Hydroscopic EcologyAn Approach to Metropolitan WaterAndroniki Prokopidou
On the Swiss Plateau, there are many examples of smaller regions such as the Furt Valley, which are faced with water shortages due to the combined effects of water pollution and climate change: our current extensive agricultural and industrial land use practices that are amplified by the extreme weather events of the changing climate. Hydroscopic ecology as an approach to design resilient territories implies the reform of land use practices in order to protect and regenerate local water resources and restore local ecosystems. At the heart of this approach lies the retention and local infiltration of (rain) water and the shift to less polluting strategies of cultivation and urbanisation. Hydroscopic ecology advances the topography, the soil and water conditions as equal design agents alongside the built environment. One of the basic strategies followed is decentralised and holistic natural water management through a cyclical understanding of the water resource: no rain and waste water should be discharged from the area. Rather it will be collected, cleaned and stored in local aquifers where it can be distributed again according to the seasonal needs, all the while retaining enough water for potential extreme weather events.
Hydroscopic ecology proposes the rethinking of the concept of the Wassergenossenschaft—historical water supply structure of Switzerland and promotes the sustainable use of local water resources by completing the hydrological cycle and ensuring the water supply of current and future demands of peripheral urban areas, taking into account their significance for food production as well as their potential for population growth.
The hydroscopic approach in the Furt Valley aims at cleaning and recharging the currently heavily polluted upper aquifer by changing the land use practices and establishing a new stewardship towards local water resources.
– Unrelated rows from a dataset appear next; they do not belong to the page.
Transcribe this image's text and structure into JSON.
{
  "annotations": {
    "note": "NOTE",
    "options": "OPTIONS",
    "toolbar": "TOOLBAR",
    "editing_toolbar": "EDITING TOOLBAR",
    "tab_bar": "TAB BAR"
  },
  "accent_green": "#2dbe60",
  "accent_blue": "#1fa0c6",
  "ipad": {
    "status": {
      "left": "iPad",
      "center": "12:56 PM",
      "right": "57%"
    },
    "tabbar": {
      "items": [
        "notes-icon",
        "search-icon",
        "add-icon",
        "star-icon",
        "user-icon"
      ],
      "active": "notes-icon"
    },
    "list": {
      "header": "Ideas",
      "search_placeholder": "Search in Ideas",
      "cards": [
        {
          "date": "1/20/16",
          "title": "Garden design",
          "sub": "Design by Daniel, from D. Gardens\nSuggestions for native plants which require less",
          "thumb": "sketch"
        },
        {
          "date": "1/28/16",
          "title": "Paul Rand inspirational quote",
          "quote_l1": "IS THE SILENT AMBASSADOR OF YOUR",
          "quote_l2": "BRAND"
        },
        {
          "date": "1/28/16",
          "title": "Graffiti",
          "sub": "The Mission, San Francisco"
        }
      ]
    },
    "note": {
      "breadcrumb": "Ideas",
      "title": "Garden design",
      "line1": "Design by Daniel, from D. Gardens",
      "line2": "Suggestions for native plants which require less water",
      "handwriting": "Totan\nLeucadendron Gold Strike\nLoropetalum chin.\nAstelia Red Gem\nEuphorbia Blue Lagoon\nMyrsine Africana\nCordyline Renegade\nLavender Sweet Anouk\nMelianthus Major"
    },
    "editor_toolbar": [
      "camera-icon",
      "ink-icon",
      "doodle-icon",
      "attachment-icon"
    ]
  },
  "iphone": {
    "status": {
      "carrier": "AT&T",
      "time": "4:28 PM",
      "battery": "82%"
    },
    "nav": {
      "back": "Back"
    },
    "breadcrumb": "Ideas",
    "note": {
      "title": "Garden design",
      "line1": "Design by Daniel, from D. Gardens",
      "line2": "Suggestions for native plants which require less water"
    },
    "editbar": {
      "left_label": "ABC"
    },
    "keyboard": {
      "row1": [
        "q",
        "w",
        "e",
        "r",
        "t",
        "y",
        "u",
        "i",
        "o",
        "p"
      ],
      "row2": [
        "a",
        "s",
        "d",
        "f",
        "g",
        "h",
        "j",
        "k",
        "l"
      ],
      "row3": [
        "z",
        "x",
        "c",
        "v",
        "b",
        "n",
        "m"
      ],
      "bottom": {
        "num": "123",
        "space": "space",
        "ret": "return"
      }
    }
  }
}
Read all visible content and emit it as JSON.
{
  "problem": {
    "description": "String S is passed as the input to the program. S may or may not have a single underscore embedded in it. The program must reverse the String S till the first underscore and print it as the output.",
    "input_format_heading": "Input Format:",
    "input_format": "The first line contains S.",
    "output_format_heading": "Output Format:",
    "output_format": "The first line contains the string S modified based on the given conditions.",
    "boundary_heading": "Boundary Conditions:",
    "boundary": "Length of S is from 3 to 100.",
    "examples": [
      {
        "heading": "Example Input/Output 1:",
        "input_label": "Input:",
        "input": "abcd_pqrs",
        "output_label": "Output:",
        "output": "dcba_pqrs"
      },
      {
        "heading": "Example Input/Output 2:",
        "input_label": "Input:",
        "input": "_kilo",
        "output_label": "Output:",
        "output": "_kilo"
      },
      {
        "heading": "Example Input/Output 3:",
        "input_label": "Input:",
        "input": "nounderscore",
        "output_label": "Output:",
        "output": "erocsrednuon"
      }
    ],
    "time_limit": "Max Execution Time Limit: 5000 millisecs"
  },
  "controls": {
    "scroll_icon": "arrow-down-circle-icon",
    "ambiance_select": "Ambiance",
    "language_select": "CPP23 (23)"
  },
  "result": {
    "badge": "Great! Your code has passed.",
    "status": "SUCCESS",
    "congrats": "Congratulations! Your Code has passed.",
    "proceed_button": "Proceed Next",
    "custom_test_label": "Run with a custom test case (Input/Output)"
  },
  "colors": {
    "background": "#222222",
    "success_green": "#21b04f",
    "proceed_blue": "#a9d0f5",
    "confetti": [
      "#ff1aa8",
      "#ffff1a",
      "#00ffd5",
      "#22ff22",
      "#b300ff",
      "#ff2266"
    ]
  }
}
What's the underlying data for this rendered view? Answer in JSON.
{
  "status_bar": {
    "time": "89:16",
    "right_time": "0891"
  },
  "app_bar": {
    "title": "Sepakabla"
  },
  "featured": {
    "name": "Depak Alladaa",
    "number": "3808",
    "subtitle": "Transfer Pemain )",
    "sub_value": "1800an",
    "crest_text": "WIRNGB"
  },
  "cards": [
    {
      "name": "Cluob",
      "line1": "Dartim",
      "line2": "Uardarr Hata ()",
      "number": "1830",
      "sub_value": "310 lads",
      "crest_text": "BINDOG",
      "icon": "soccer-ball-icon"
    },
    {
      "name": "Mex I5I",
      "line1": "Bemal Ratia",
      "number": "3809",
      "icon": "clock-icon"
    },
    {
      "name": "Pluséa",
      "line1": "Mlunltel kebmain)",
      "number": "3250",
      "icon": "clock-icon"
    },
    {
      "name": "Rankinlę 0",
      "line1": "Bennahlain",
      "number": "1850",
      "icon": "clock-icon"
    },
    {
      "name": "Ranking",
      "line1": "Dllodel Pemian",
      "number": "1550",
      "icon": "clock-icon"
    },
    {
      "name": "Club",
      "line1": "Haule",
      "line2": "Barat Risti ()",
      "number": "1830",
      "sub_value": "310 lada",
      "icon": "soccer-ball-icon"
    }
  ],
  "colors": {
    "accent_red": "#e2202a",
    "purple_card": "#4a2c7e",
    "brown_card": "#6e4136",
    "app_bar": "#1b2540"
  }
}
During this process—which could last up to five to ten years—a series of secondary closed-loop water cycles will increase the self-sufficiency of the Furt Valley in terms of its water supply.
Wassergenossenschaften: New Scales of Territorial Water Management
A successful water supply depends not only on the availability of water sources, but also on their proper organisation and distribution. In Switzerland, the sovereignty over the use of water sources lies at the cantonal level, but responsible for the water supply are the respective municipalities, whose water supply structures have emerged historically. Until the mid-19th century, the citizens had to transport the water themselves, through the means of tubs and buckets, which they filled in the public fountains. However, if this public supply would not suffice, some communities took action and organised themselves in Wassergenossenschaften, with the aim to provide water for themselves. They were small groups of about 8 to 10 citizens, who searched for water sources, built reservoirs and capture wells and supplied their fellow citizens with water. As they were self-organised, they had to finance the necessary infrastructure out of their own pocket or with the help of loans. Even if they were becoming a popular model of private organisation, the Wassergenossenschaften could not sustain their power, neither in light of the rapid increase of population (especially in the 1970s) nor when faced with the increasing sovereignty of the municipalities over the water infrastructure. As a result, many of them had to dissolve by the end of the century.
The continuously increasing population and correlative water demand, stimulated the collaboration of neighbouring municipalities for the purpose of a more secure water supply. In the Canton of Zurich, these so-called Gruppenwasserversorgungen (group water supplies) consist of several neighbouring municipalities that exchange water with other adjacent groups of water supply networks and have over time become bigger collaborating entities. These organise the exchange with the main regional water supplier of Zurich and are responsible for the transport of water from the city to the affiliated communes. The quantity and price of this water in this trade, the so called option, is regulated in corresponding contracts which are renegotiated in a five-year cycle. Zurich supplies with water another 67 municipalities outside of the borders of the city, from which 12 are located even outside of the cantonal borders. This general tendency towards the concentration of large water resources is followed by infrastructural and administrative efforts to create a large scale networks, which are regulated by market rules, resulting in a few large municipalities monopolising the supply and exhausting their resources. Coupled with more unstable resource availability, there is a higher risk of system failure. In order to avoid this risk concentration, caused by the current great dependency on Zurich lake water, the Canton of Zurich has decided to secure the future water supply by extracting groundwater from the Rhine current until 2050, expanding the supply network over more than 200 km and across national borders. The question remains if this new scale of water security is the only answer, or if a more resilient strategy can be found in the neglected smaller scales of cooperation.